Em 28 de agosto, a Receita Federal, em parceria com outros órgãos, deflagrou a Operação Carbono Oculto. O objetivo da ação, considerada uma das maiores contra o crime organizado na história do Brasil em termos de cooperação, foi desmantelar um esquema de fraudes e lavagem de dinheiro no setor de combustíveis, envolvendo mais de 350 pessoas e empresas suspeitas de colaborar com o Primeiro Comando da Capital (PCC).
A crise gerada pela infiltração do crime organizado tem um impacto significativo na reputação das marcas de combustíveis que atuam no Brasil, pois abala o valor central do setor: a confiança. Segundo José Mauro Nunes, professor de MBAs da FGV, quando surge uma associação com o crime organizado, o público tende a perceber a marca como conivente ou negligente, mesmo que o envolvimento tenha ocorrido em uma ponta específica da cadeia, como o revendedor ou franqueado.
Essa situação também intensifica uma desconfiança pré-existente da população brasileira em relação à adulteração de combustíveis.
Resposta das Grandes Marcas e o Colchão de Reputação
Grandes distribuidoras como Shell e Ipiranga manifestaram apoio às investigações e reforçaram seus processos de controle. Julio Sattamini, vice-presidente de marketing e desenvolvimento de negócios da Ipiranga, vê com otimismo o avanço da operação. Ele reforça que a marca participa ativamente do debate regulatório e possui processos de diligência robustos, que permitem a remoção de postos da rede com práticas irregulares comprovadas.

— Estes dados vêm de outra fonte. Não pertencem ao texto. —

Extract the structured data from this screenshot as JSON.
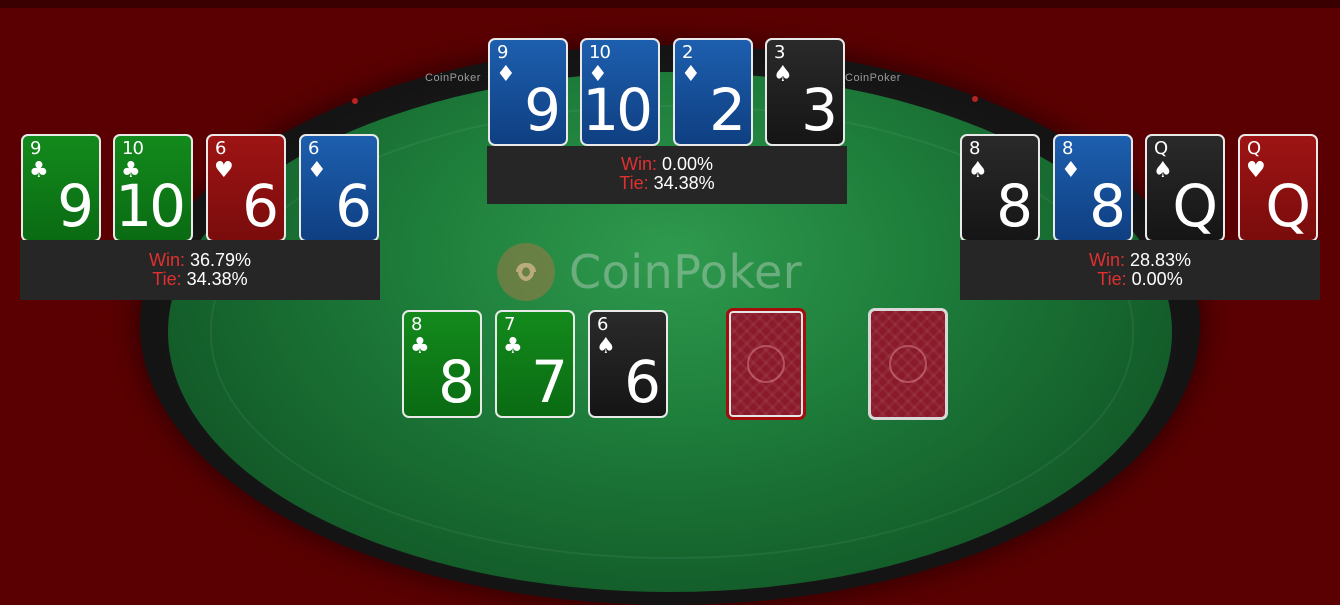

Ricardo Berni, CMO da Raízen (licenciada da marca Shell no Brasil), enfatiza que combater o crime organizado é uma responsabilidade coletiva essencial para garantir a concorrência justa e a segurança dos consumidores. A Shell, por exemplo, é uma das fundadoras do Instituto Combustível Legal, criado em 2016 para promover um ambiente ético e leal no setor. A companhia investe constantemente no treinamento de revendedores e em iniciativas diretas de qualidade, realizando quase mil análises mensais e emitindo mais de 20 mil boletins de conformidade de produto por ano.
Patrícia Gil, professora de comunicação corporativa da ESPM, destaca que o impacto na reputação difere para cada marca. Aquelas mais consolidadas possuem um “colchão de reputação”, construído por meio de esforços contínuos de gestão de marca ao longo dos anos. Marcas sem um projeto de gestão de reputação estabelecido tendem a sofrer mais, pois o consumidor não tem um histórico positivo para contrabalançar as notícias negativas.
Reflexos Econômicos e Institucionais da Crise
Os casos de infiltração do crime organizado geram reflexos institucionais e econômicos significativos. O professor José Mauro Nunes aponta que investidores, parceiros e órgãos reguladores aumentam a vigilância, obrigando a marca a investir pesadamente em transparência, compliance e comunicação pública para reconstruir a credibilidade.
O impacto financeiro é multifacetado, começando por uma potencial queda imediata na receita, especialmente nos postos associados aos escândalos, à medida que os consumidores migram para concorrentes vistos como mais confiáveis. Contudo, Sattamini, da Ipiranga, afirma que a marca tem percebido um movimento positivo dos consumidores, com aumento nas vendas, atribuído à confiança e à qualidade que a marca apresenta.
Em paralelo, as distribuidoras enfrentam um aumento nos custos operacionais. É preciso reforçar controles internos, revisar contratos e investir em auditorias, rastreamento de operações e monitoramento de parceiros. Os gastos com assessoria jurídica, comunicação de crise e treinamento de equipes também tendem a crescer.
Estratégias para Contornar a Crise e o Compliance
A médio prazo, o setor deve lidar com o desafio de investir em programas robustos de compliance e governança corporativa. Segundo Nunes, embora representem um custo inicial relevante, esses programas funcionam como um seguro reputacional, sinalizando seriedade institucional e reduzindo riscos futuros.
Para contornar a crise, é essencial adotar uma estratégia integrada, que combine três tipos de medidas:
- Corretivas: Reforço do compliance e auditoria.
- Preventivas: Monitoramento ativo de riscos.
- Comunicacionais: Transparência ativa e reposicionamento da marca.
Neste sentido, a Ipiranga tem aproveitado o momento para reforçar os pilares de confiança e qualidade associados à sua história de 88 anos. Sattamini menciona a campanha “Desde Sempre”, que resgata o bordão “Pergunta lá”, com o objetivo de reforçar que a marca continua sendo aquela em que o consumidor brasileiro sempre confiou.